# VIZSLA MATH



## R E McCraith (Nov 24, 2011)

2moro+16 degrees temp+2 inches of new snow+40 pheasents+6 freinds+80 acres+PIKE=FUN!!!!--------
? how much do birds cost in your area-here in central KY we pay $9/pheasent $7/chucker $3.5/quail--good thing is this year we have a ton of wild quail 2 hunt


----------



## Aimless1 (Sep 25, 2011)

Cheap preserve pheasants here in Michigan would be $57 for 3 birds. $25/bird is average. I don't recall seeing your quoted that low here, and I've been chasing bird dogs for 30+ years.


----------



## jakersmomma (Jan 3, 2010)

Aimless1, whereabouts are you in Michigan? We are in Macomb, near Detroit.


----------



## R E McCraith (Nov 24, 2011)

FYI-JAKE-I buy whole sale-contrack 400 birds club does 1000-breeder sends over 5000 birds to retailers in your state-30 yrs chashing birds still a pup-LOL I am old-have a great new year and come to KY for cheap birds


----------



## Aimless1 (Sep 25, 2011)

jakeersmomma, I'm over on the west side of Grand Rapdis.

r e mccraith, I already come down to Kentucky the first Saturday of May most years. Certainly not out of the question to include a bird hunt ;D. Even the club I belong to charges $20/pheasant, and of course they buy wholesale as well.

Post pics of your hunt so we can all enjoy it.


----------



## R E McCraith (Nov 24, 2011)

Had a great hunt 2day-hunted with a4yrold &3yrold GSP's of the 36 birds we got PIKE pointed 29(VIZSLAS RULE)sorry no pics-right arm in cast and left hand has no clue how camera works-Get my birds from TWO TOMS in Lebanon KY-he raises 40K+ birds a year and was soldout last month-bird brokers mainly in Texas buy 5K at a time-they had 2buy 2K from out of state and charged $12/pheasent if you were not under contract-Aimless do U come to KY for Derby?-Remember Kentucky home of fast horses and FASTER women-got 200 quail last week for club and can not find anymore closer than 5hrs a way-bird breeders must of had a great year!


----------



## tracker (Jun 27, 2011)

pheasants go for 15 - 20 around here in eastern ontario. 

Anyone near here know of ay preserves open through the winter, im having withdrawls already!!!!!


----------



## kellygh (Oct 25, 2010)

Y'all have expensive birds in Michigan  !! No pheasant here in SC, but I would love to have Pumpkin on pheasant some day....even if only so I can get a couple feathers for my straw hats & wreaths!
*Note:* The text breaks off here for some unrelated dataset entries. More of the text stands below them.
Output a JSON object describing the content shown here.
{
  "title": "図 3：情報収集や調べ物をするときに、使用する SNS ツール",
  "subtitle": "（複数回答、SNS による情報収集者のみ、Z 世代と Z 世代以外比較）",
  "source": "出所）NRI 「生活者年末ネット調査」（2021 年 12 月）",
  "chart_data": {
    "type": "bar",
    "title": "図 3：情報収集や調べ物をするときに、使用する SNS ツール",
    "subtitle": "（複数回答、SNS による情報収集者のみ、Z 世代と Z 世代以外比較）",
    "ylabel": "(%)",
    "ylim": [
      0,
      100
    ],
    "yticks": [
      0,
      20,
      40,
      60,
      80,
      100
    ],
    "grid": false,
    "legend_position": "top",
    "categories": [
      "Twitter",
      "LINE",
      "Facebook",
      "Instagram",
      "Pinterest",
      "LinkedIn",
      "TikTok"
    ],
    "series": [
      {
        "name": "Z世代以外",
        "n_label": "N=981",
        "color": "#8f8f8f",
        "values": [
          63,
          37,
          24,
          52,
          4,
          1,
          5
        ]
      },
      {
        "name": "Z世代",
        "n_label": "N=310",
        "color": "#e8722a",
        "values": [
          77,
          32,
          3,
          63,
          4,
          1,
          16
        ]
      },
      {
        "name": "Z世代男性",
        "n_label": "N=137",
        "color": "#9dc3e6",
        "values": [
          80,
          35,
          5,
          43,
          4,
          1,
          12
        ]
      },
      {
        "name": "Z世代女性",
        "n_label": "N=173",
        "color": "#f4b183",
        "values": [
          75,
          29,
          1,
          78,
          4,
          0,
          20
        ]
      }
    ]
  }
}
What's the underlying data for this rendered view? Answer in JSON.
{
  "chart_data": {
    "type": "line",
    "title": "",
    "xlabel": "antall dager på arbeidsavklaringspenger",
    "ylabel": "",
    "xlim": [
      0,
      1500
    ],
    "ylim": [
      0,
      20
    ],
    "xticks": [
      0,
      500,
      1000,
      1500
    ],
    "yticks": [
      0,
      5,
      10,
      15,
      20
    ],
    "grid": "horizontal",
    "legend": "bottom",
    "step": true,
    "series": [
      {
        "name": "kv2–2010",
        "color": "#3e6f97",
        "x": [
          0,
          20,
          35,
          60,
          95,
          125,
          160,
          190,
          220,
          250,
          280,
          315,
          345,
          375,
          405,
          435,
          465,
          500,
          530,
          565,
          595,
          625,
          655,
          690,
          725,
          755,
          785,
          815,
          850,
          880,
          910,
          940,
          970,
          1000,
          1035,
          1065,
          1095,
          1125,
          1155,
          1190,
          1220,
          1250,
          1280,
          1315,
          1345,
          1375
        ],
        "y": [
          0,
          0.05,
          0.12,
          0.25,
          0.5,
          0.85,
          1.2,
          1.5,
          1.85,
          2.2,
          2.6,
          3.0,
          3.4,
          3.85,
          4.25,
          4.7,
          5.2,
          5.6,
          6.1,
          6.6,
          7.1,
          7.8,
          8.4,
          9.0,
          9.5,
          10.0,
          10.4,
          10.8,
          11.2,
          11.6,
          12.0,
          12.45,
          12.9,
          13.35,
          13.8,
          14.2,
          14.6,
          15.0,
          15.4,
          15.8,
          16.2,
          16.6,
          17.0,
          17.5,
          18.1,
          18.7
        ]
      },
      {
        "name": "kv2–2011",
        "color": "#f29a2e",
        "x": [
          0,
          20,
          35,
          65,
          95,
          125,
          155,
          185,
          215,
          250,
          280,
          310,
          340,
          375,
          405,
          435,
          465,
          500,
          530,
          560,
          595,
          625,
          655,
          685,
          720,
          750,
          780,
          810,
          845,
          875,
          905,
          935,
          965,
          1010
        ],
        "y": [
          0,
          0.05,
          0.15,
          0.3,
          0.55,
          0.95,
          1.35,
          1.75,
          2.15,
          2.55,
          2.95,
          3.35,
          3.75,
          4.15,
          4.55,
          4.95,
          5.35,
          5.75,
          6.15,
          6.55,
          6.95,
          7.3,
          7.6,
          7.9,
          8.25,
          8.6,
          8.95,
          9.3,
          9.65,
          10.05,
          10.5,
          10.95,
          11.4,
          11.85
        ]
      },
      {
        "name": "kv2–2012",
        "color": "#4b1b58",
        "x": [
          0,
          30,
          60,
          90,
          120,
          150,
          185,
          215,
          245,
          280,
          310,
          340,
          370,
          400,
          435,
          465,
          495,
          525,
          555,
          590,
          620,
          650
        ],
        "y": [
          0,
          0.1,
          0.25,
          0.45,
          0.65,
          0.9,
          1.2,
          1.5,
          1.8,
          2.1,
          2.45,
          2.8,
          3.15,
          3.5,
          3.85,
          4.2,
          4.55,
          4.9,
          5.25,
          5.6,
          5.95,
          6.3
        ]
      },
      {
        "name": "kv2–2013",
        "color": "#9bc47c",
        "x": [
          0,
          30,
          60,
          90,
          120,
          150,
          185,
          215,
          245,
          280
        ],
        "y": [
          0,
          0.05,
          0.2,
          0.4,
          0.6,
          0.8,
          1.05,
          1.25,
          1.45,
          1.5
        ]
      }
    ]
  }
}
Quail are $ 3.25-3.50.
Happy hunting


----------



## Aimless1 (Sep 25, 2011)

Yep, attend the Run for the Roses most years. My wife just informed me we may have lost our tickets so I'm not sure what that means. So, are you a Kentucky Colonel RE?


----------



## R E McCraith (Nov 24, 2011)

aimless-yes I am a KY Colonel-started out as a private and worked my way up through the ranks LOL


----------